Oxidative stress activates red cell adhesion to laminin in sickle cell disease.

Vaso-occlusive crises are the hallmark of sickle cell disease (SCD). They are believed to occur in two steps, starting with adhesion of deformable low-dense red blood cells (RBCs), or other blood cells such as neutrophils, to the wall of post-capillary venules, followed by trapping of the denser RBCs or leukocytes in the areas of adhesion because of reduced effective lumen-diameter. In SCD, RBCs are heterogeneous in terms of density, shape, deformability and surface proteins, which accounts for the differences observed in their adhesion and resistance to shear stress. Sickle RBCs exhibit abnormal adhesion to laminin mediated by Lu/BCAM protein at their surface. This adhesion is triggered by Lu/BCAM phosphorylation in reticulocytes but such phosphorylation does not occur in mature dense RBCs despite firm adhesion to laminin.
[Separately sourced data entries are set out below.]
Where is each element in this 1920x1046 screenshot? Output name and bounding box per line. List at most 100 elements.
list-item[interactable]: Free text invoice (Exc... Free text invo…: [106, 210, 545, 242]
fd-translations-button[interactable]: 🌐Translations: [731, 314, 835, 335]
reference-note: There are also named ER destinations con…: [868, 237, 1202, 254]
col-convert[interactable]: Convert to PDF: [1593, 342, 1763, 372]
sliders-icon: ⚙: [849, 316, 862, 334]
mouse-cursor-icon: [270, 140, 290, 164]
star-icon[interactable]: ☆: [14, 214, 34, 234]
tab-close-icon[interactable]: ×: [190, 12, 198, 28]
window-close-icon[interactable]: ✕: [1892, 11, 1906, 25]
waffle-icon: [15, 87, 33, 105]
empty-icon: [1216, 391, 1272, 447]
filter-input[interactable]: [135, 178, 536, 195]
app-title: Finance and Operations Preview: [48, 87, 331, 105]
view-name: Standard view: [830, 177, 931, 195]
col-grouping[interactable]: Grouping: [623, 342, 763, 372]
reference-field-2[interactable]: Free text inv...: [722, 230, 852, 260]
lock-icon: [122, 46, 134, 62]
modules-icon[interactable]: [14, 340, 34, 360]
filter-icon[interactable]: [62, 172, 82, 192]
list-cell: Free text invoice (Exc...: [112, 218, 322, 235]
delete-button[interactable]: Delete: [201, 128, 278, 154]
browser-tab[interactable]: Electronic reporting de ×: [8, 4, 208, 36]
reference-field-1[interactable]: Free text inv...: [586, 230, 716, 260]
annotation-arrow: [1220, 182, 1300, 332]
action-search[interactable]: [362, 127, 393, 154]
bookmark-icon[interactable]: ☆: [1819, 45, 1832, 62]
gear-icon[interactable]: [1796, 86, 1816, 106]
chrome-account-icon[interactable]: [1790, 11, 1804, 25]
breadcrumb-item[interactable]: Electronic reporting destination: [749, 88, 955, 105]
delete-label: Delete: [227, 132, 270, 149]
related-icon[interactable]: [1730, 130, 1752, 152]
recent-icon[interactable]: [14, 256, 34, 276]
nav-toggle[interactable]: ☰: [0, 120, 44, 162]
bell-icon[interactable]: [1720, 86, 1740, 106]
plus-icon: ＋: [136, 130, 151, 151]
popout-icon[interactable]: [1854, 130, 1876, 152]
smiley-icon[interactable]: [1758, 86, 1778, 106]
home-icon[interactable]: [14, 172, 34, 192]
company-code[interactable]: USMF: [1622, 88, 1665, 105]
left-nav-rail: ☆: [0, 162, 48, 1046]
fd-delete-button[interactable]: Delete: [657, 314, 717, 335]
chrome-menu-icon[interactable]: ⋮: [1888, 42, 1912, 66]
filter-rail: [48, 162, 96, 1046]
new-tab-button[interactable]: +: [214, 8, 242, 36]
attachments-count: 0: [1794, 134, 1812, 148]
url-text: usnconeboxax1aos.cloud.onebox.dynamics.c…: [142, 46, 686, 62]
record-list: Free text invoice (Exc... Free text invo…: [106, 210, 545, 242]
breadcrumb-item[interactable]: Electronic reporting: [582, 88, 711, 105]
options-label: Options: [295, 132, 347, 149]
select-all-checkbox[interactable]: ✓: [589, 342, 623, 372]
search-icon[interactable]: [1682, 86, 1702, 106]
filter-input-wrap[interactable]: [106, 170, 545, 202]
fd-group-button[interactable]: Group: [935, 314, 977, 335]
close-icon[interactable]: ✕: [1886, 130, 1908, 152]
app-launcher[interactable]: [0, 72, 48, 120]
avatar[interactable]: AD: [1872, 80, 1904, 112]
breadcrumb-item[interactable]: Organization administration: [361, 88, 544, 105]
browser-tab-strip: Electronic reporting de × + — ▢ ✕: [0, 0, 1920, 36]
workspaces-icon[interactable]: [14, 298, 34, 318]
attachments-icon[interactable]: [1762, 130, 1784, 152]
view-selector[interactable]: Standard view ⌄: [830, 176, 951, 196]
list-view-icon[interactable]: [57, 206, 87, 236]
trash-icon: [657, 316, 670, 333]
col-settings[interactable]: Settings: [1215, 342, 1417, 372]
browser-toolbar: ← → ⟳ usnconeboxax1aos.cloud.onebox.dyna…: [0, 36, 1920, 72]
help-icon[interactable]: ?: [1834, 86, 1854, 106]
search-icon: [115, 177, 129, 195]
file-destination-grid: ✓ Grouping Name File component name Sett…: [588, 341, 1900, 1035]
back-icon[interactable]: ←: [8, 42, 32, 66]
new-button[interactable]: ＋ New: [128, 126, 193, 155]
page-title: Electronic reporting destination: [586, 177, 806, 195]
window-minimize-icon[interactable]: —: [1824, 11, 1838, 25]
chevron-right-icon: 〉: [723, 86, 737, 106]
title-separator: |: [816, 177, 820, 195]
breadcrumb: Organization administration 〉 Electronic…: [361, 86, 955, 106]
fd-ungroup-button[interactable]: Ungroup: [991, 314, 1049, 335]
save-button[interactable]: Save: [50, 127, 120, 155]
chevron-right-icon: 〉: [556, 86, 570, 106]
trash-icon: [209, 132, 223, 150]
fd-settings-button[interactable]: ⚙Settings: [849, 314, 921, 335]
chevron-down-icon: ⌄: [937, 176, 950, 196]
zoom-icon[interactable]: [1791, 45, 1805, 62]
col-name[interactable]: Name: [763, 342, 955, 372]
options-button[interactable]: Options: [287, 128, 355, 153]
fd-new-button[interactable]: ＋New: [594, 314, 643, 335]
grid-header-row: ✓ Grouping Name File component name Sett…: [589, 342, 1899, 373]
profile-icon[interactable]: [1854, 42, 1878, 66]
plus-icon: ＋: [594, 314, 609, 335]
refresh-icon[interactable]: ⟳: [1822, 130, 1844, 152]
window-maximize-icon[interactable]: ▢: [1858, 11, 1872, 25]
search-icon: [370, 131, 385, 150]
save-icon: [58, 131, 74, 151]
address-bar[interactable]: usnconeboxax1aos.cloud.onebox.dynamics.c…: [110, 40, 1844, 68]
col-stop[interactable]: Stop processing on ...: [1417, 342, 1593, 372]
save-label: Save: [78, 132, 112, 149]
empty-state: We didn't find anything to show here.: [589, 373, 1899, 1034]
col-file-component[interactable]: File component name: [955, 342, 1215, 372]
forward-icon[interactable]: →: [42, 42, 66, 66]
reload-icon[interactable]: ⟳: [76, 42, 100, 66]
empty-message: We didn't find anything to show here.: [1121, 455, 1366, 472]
In this study, we investigated the adhesive properties of sickle RBC subpopulations and addressed the molecular mechanism responsible for the increased adhesion of dense RBCs to laminin in the absence of Lu/BCAM phosphorylation. We provide evidence for the implication of oxidative stress in post-translational modifications of Lu/BCAM that impact its distribution and cis-interaction with glycophorin C at the cell surface activating its adhesive function in sickle dense RBCs.